Il y aurait cependant quelque chose à dire en faveur d’une étude dont ces hommes pratiques font si peu de cas. Nous n’aurons pas l’audace de la mettre sur le même pied que ces études historiques auxquelles ils prennent tant d’intérêt. Nous admettrons que les généalogies royales, les intrigues de cour et la chute des dynasties ont une portée bien supérieure. Le complot dirigé contre la vie d’Amy Robsart a-t-il été ourdi par Leicester en personne, avec la reine Élisabeth pour complice ? Le récit que le roi Jacques a fait de la conspiration Gowrie est-il exact ? Autant de problèmes qu’il faut de toute nécessité résoudre, sans quoi il est impossible de raisonner sur le développement de nos institutions politiques et d’arriver à des conclusions sérieuses. Frédéric Ier, roi de Prusse, était en lutte avec sa belle-mère ; il l’accusait d’avoir voulu l’empoisonner et s’était réfugié chez sa tante ; une fois Électeur, il emploie l’intrigue et l’argent pour devenir roi une demi-heure après sa mort, son fils Frédéric-Guillaume donne congé à ses courtisans et commence à faire des économies : il s’occupe presque exclusivement de recruter et d’exercer ses troupes ; il prend son fils en grippe et le persécute, etc. Ce sont là des événements d’une importance majeure, ainsi que tous ceux qui concernent les familles princières. Comment comprendrait-on, sans eux, la marche de la civilisation ? Personne ne peut se dispenser de connaître à fond les campagnes de Napoléon ; les guerres d’Italie et les exactions qui les ont accompagnées ; la perfidie dont Venise a été la victime ; l’expédition d’Égypte, avec ses victoires, ses massacres, l’échec de Saint-Jean d’Acre et la retraite qui en a été la conséquence ; les campagnes d’Allemagne, d’Espagne, de Russie, etc. Comment celui qui ignore la stratégie de Napoléon, sa tactique, ses victoires, ses défaites et ses massacres, pourrait-il juger de la valeur de nos institutions et des modifications législatives qu’il faut y apporter ?

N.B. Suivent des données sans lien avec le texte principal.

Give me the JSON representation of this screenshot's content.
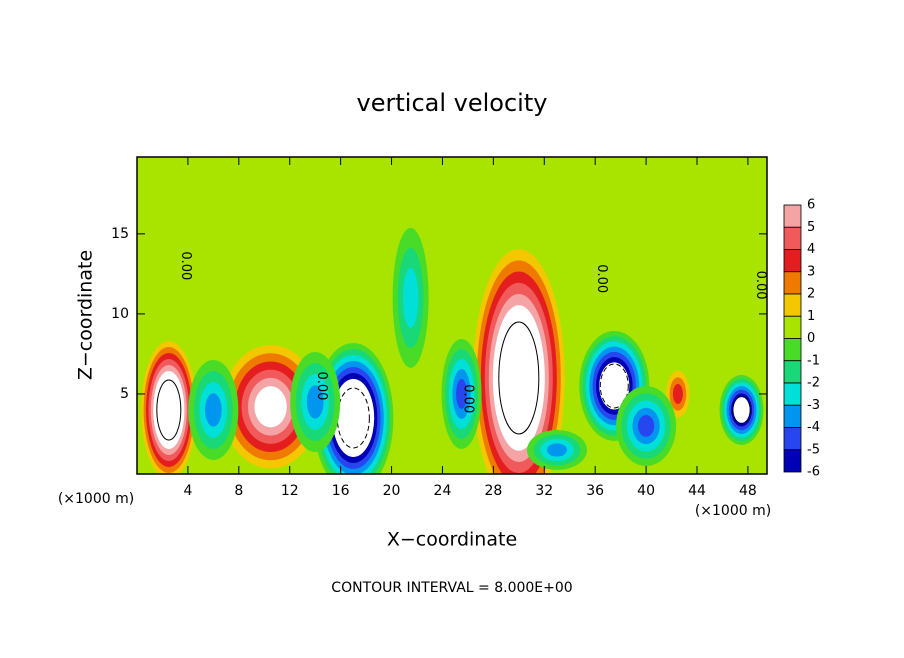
{
  "chart_data": {
    "type": "contour",
    "title": "vertical velocity",
    "x_label": "X−coordinate",
    "y_label": "Z−coordinate",
    "x_unit_label": "(×1000 m)",
    "y_unit_label": "(×1000 m)",
    "footer": "CONTOUR INTERVAL = 8.000E+00",
    "xlim": [
      0,
      49.5
    ],
    "ylim": [
      0,
      19.8
    ],
    "xticks": [
      4,
      8,
      12,
      16,
      20,
      24,
      28,
      32,
      36,
      40,
      44,
      48
    ],
    "yticks": [
      5,
      10,
      15
    ],
    "colorbar": {
      "levels": [
        6,
        5,
        4,
        3,
        2,
        1,
        0,
        -1,
        -2,
        -3,
        -4,
        -5,
        -6
      ],
      "colors": [
        "#f4a4a4",
        "#f05a5a",
        "#e41e1e",
        "#f07a00",
        "#f4c800",
        "#a8e400",
        "#48dc28",
        "#18d878",
        "#00e0d8",
        "#0096f0",
        "#2846f0",
        "#0000b4"
      ]
    },
    "features": [
      {
        "x": 2.5,
        "z": 4,
        "value": 12
      },
      {
        "x": 10.5,
        "z": 4.2,
        "value": 8
      },
      {
        "x": 17,
        "z": 3.5,
        "value": -12
      },
      {
        "x": 30,
        "z": 6,
        "value": 12
      },
      {
        "x": 37.5,
        "z": 5.5,
        "value": -10
      },
      {
        "x": 47.5,
        "z": 4,
        "value": -9
      },
      {
        "x": 6,
        "z": 4,
        "value": -4
      },
      {
        "x": 14,
        "z": 4.5,
        "value": -4
      },
      {
        "x": 25.5,
        "z": 5,
        "value": -5
      },
      {
        "x": 21.5,
        "z": 11,
        "value": -3
      },
      {
        "x": 42.5,
        "z": 5,
        "value": 4
      },
      {
        "x": 33,
        "z": 1.5,
        "value": -4
      },
      {
        "x": 40,
        "z": 3,
        "value": -5
      },
      {
        "x": 44.5,
        "z": 12.5,
        "value": 1
      }
    ],
    "contour_labels": [
      {
        "text": "0.00",
        "x": 3.8,
        "z": 13
      },
      {
        "text": "0.00",
        "x": 14.5,
        "z": 5.5
      },
      {
        "text": "0.00",
        "x": 26,
        "z": 4.7
      },
      {
        "text": "0.00",
        "x": 36.5,
        "z": 12.2
      },
      {
        "text": "0.00",
        "x": 49,
        "z": 11.8
      }
    ]
  }
}
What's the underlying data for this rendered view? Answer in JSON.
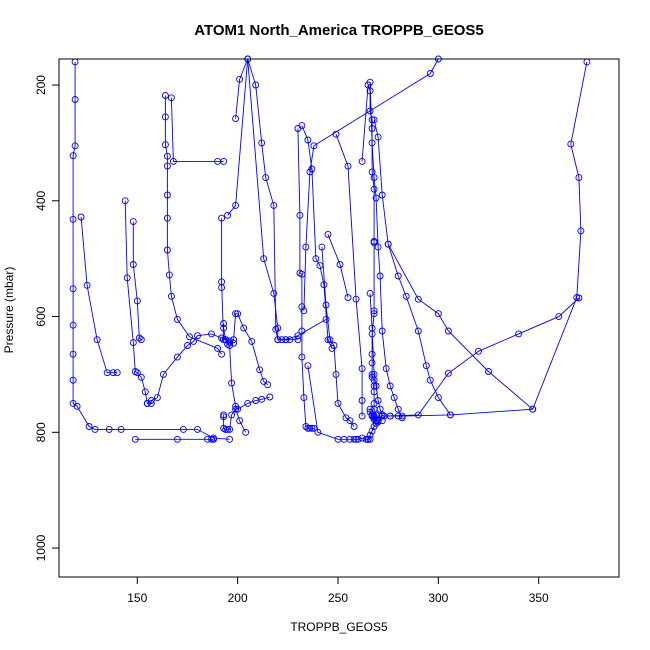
{
  "chart_data": {
    "type": "line",
    "title": "ATOM1 North_America TROPPB_GEOS5",
    "xlabel": "TROPPB_GEOS5",
    "ylabel": "Pressure (mbar)",
    "xlim": [
      111,
      390
    ],
    "ylim": [
      1050,
      155
    ],
    "x_ticks": [
      150,
      200,
      250,
      300,
      350
    ],
    "y_ticks": [
      200,
      400,
      600,
      800,
      1000
    ],
    "grid": false,
    "color": "#0000ff",
    "markers": "open-circle",
    "series": [
      {
        "x": [
          119,
          119,
          119,
          118,
          118,
          118,
          118,
          118,
          118,
          118,
          120,
          126,
          129,
          142
        ],
        "y": [
          160,
          225,
          305,
          322,
          432,
          552,
          615,
          665,
          710,
          750,
          755,
          790,
          795,
          795
        ]
      },
      {
        "x": [
          122,
          125,
          130,
          135,
          138,
          140
        ],
        "y": [
          428,
          546,
          640,
          697,
          697,
          697
        ]
      },
      {
        "x": [
          144,
          145,
          148,
          149,
          150,
          152,
          154,
          155,
          155,
          155,
          157,
          157,
          160,
          163,
          170,
          175,
          178,
          180,
          187,
          192,
          196,
          198
        ],
        "y": [
          400,
          533,
          645,
          695,
          697,
          705,
          730,
          750,
          750,
          750,
          750,
          745,
          740,
          700,
          670,
          650,
          643,
          633,
          630,
          637,
          642,
          646
        ]
      },
      {
        "x": [
          148,
          148,
          150,
          151,
          152
        ],
        "y": [
          436,
          510,
          573,
          637,
          640
        ]
      },
      {
        "x": [
          136,
          173,
          180,
          188,
          196
        ],
        "y": [
          795,
          795,
          795,
          810,
          812
        ]
      },
      {
        "x": [
          149,
          170,
          185,
          187,
          188
        ],
        "y": [
          812,
          812,
          812,
          812,
          812
        ]
      },
      {
        "x": [
          164,
          164,
          164,
          165,
          165,
          165,
          165,
          165,
          166,
          167,
          170,
          176,
          190,
          192
        ],
        "y": [
          218,
          255,
          303,
          323,
          340,
          390,
          430,
          485,
          528,
          565,
          605,
          635,
          655,
          665
        ]
      },
      {
        "x": [
          167,
          168,
          190,
          193
        ],
        "y": [
          222,
          332,
          332,
          332
        ]
      },
      {
        "x": [
          192,
          192,
          192,
          193,
          194,
          194,
          196,
          198,
          199,
          200,
          203,
          207,
          211,
          213,
          215
        ],
        "y": [
          430,
          550,
          540,
          640,
          640,
          640,
          645,
          640,
          595,
          595,
          620,
          643,
          692,
          712,
          718
        ]
      },
      {
        "x": [
          193,
          193,
          194,
          195,
          196,
          197,
          199,
          200,
          205,
          209,
          212,
          216
        ],
        "y": [
          612,
          620,
          640,
          648,
          650,
          715,
          755,
          760,
          750,
          745,
          743,
          739
        ]
      },
      {
        "x": [
          193,
          193,
          193,
          194,
          195,
          196,
          197,
          199,
          201,
          204
        ],
        "y": [
          770,
          773,
          793,
          795,
          795,
          795,
          770,
          760,
          780,
          800
        ]
      },
      {
        "x": [
          199,
          201,
          205,
          213,
          218,
          220,
          220,
          222,
          224,
          230,
          244
        ],
        "y": [
          258,
          190,
          155,
          500,
          560,
          620,
          640,
          640,
          640,
          633,
          605
        ]
      },
      {
        "x": [
          195,
          199,
          205,
          209,
          212,
          214,
          218,
          219,
          220,
          224,
          226,
          230
        ],
        "y": [
          425,
          408,
          155,
          200,
          300,
          360,
          408,
          622,
          640,
          640,
          640,
          640
        ]
      },
      {
        "x": [
          230,
          231,
          231,
          232,
          232,
          232,
          232,
          233,
          234,
          235,
          236,
          237,
          238
        ],
        "y": [
          275,
          425,
          525,
          527,
          583,
          625,
          670,
          740,
          790,
          793,
          793,
          793,
          793
        ]
      },
      {
        "x": [
          232,
          235,
          237,
          239,
          241,
          243,
          245,
          247
        ],
        "y": [
          270,
          295,
          345,
          500,
          512,
          545,
          640,
          655
        ]
      },
      {
        "x": [
          300,
          296,
          238,
          236,
          234,
          233
        ],
        "y": [
          155,
          180,
          305,
          350,
          480,
          590
        ]
      },
      {
        "x": [
          242,
          244,
          246,
          248,
          249,
          250,
          254,
          256,
          258
        ],
        "y": [
          480,
          580,
          640,
          650,
          700,
          750,
          775,
          780,
          790
        ]
      },
      {
        "x": [
          235,
          240,
          250,
          253,
          256,
          258,
          259,
          260,
          262,
          264,
          265,
          265,
          266
        ],
        "y": [
          685,
          800,
          812,
          812,
          812,
          812,
          812,
          812,
          810,
          812,
          812,
          812,
          812
        ]
      },
      {
        "x": [
          249,
          255,
          259,
          262,
          262,
          262
        ],
        "y": [
          285,
          340,
          570,
          690,
          745,
          772
        ]
      },
      {
        "x": [
          245,
          251,
          255
        ],
        "y": [
          458,
          510,
          567
        ]
      },
      {
        "x": [
          262,
          265,
          266,
          266,
          267,
          267,
          267,
          268,
          268,
          268,
          268,
          268,
          267,
          267,
          267,
          267,
          267,
          268,
          268,
          268,
          268,
          268,
          269
        ],
        "y": [
          332,
          200,
          210,
          245,
          260,
          275,
          350,
          380,
          470,
          472,
          590,
          595,
          630,
          665,
          680,
          700,
          705,
          710,
          720,
          730,
          750,
          760,
          770
        ]
      },
      {
        "x": [
          266,
          267,
          268,
          269,
          270,
          271,
          272,
          274,
          276,
          278,
          280,
          282
        ],
        "y": [
          195,
          300,
          360,
          395,
          480,
          530,
          625,
          690,
          720,
          740,
          760,
          775
        ]
      },
      {
        "x": [
          268,
          270,
          272,
          275,
          280,
          284,
          290,
          294,
          296,
          300,
          306
        ],
        "y": [
          260,
          290,
          390,
          475,
          530,
          565,
          625,
          685,
          710,
          740,
          770
        ]
      },
      {
        "x": [
          275,
          290,
          300,
          305,
          325,
          347
        ],
        "y": [
          475,
          570,
          595,
          625,
          695,
          760
        ]
      },
      {
        "x": [
          266,
          267,
          268,
          269,
          270,
          271,
          272,
          273,
          276,
          280
        ],
        "y": [
          560,
          620,
          700,
          720,
          745,
          760,
          770,
          772,
          772,
          772
        ]
      },
      {
        "x": [
          266,
          266,
          267,
          267,
          268,
          268,
          268,
          269,
          270,
          272
        ],
        "y": [
          760,
          765,
          770,
          772,
          772,
          775,
          778,
          780,
          780,
          780
        ]
      },
      {
        "x": [
          268,
          272,
          290,
          305,
          320,
          340,
          360,
          370
        ],
        "y": [
          772,
          772,
          770,
          698,
          660,
          630,
          600,
          568
        ]
      },
      {
        "x": [
          374,
          366,
          370,
          371,
          369,
          347,
          306,
          282,
          276
        ],
        "y": [
          160,
          302,
          360,
          452,
          567,
          760,
          770,
          772,
          772
        ]
      },
      {
        "x": [
          265,
          266,
          267,
          268,
          269,
          270
        ],
        "y": [
          812,
          805,
          798,
          790,
          785,
          782
        ]
      }
    ]
  }
}
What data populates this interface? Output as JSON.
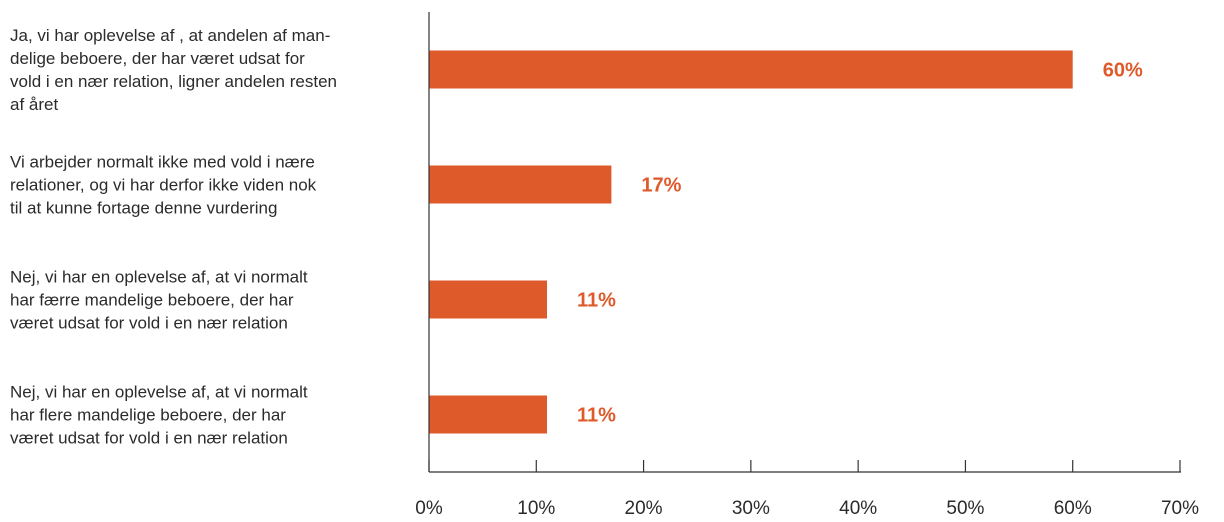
{
  "chart_data": {
    "type": "bar",
    "orientation": "horizontal",
    "categories": [
      [
        "Ja, vi har oplevelse af , at andelen af man-",
        "delige beboere, der har været udsat for",
        "vold i en nær relation, ligner andelen resten",
        "af året"
      ],
      [
        "Vi arbejder normalt ikke med vold i nære",
        "relationer, og vi har derfor ikke viden nok",
        "til at kunne fortage denne vurdering"
      ],
      [
        "Nej, vi har en oplevelse af, at vi normalt",
        "har færre mandelige beboere, der har",
        "været udsat for vold i en nær relation"
      ],
      [
        "Nej, vi har en oplevelse af, at vi normalt",
        "har flere mandelige beboere, der har",
        "været udsat for vold i en nær relation"
      ]
    ],
    "values": [
      60,
      17,
      11,
      11
    ],
    "data_labels": [
      "60%",
      "17%",
      "11%",
      "11%"
    ],
    "xlim": [
      0,
      70
    ],
    "x_ticks": [
      0,
      10,
      20,
      30,
      40,
      50,
      60,
      70
    ],
    "x_tick_labels": [
      "0%",
      "10%",
      "20%",
      "30%",
      "40%",
      "50%",
      "60%",
      "70%"
    ],
    "bar_color": "#df5a2b",
    "label_color": "#df5a2b",
    "axis_color": "#333333",
    "grid": false,
    "legend": "none"
  }
}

Pourtant, après avoir payé à ces importants sujets le tribut d’attention qui leur est dû, on pourrait accorder avec profit quelques minutes à l’histoire naturelle des sociétés. Peut-être ne serait-il pas inutile à l’homme politique de se demander quel est le cours normal de l’évolution sociale et en quoi telle ou telle mesure affectera cette évolution. Dans certains cas, une semblable recherche pourrait peut-être l’aider à diriger sa propre conduite. Qui sait ? Il pourrait se faire que toute mesure législative dût se trouver en accord ou en désaccord avec le cours naturel du développement et du progrès de la nation et qu’il fallût en juger le mérite d’après cette dernière considération plutôt que par des considérations plus familières. En tous cas, nous sommes autorisés à croire, sans encourir le reproche de présomption, que si les modifications que subissent l’organisation de la société et les fonctions sociales sont soumises à des lois, la connaissance de ces lois ne peut manquer d’influer sur notre jugement ; elle nous aidera à discerner ce qui est un progrès et ce qui est un recul, ce qui est désirable, ce qui est faisable, ce qui n’est qu’une utopie.

Les chapitres suivants s’adressent à ceux qui estiment qu’une pareille recherche vaut la peine d’être poursuivie. Avant d’aborder la science sociale, il y a plusieurs questions importantes à examiner. Il ne suffit pas de concevoir clairement la nature de la science qui va nous occuper ; encore faut-il savoir à quelles conditions l’étude peut en être entreprise avec succès. Nous nous proposons d’étudier d’abord ces conditions.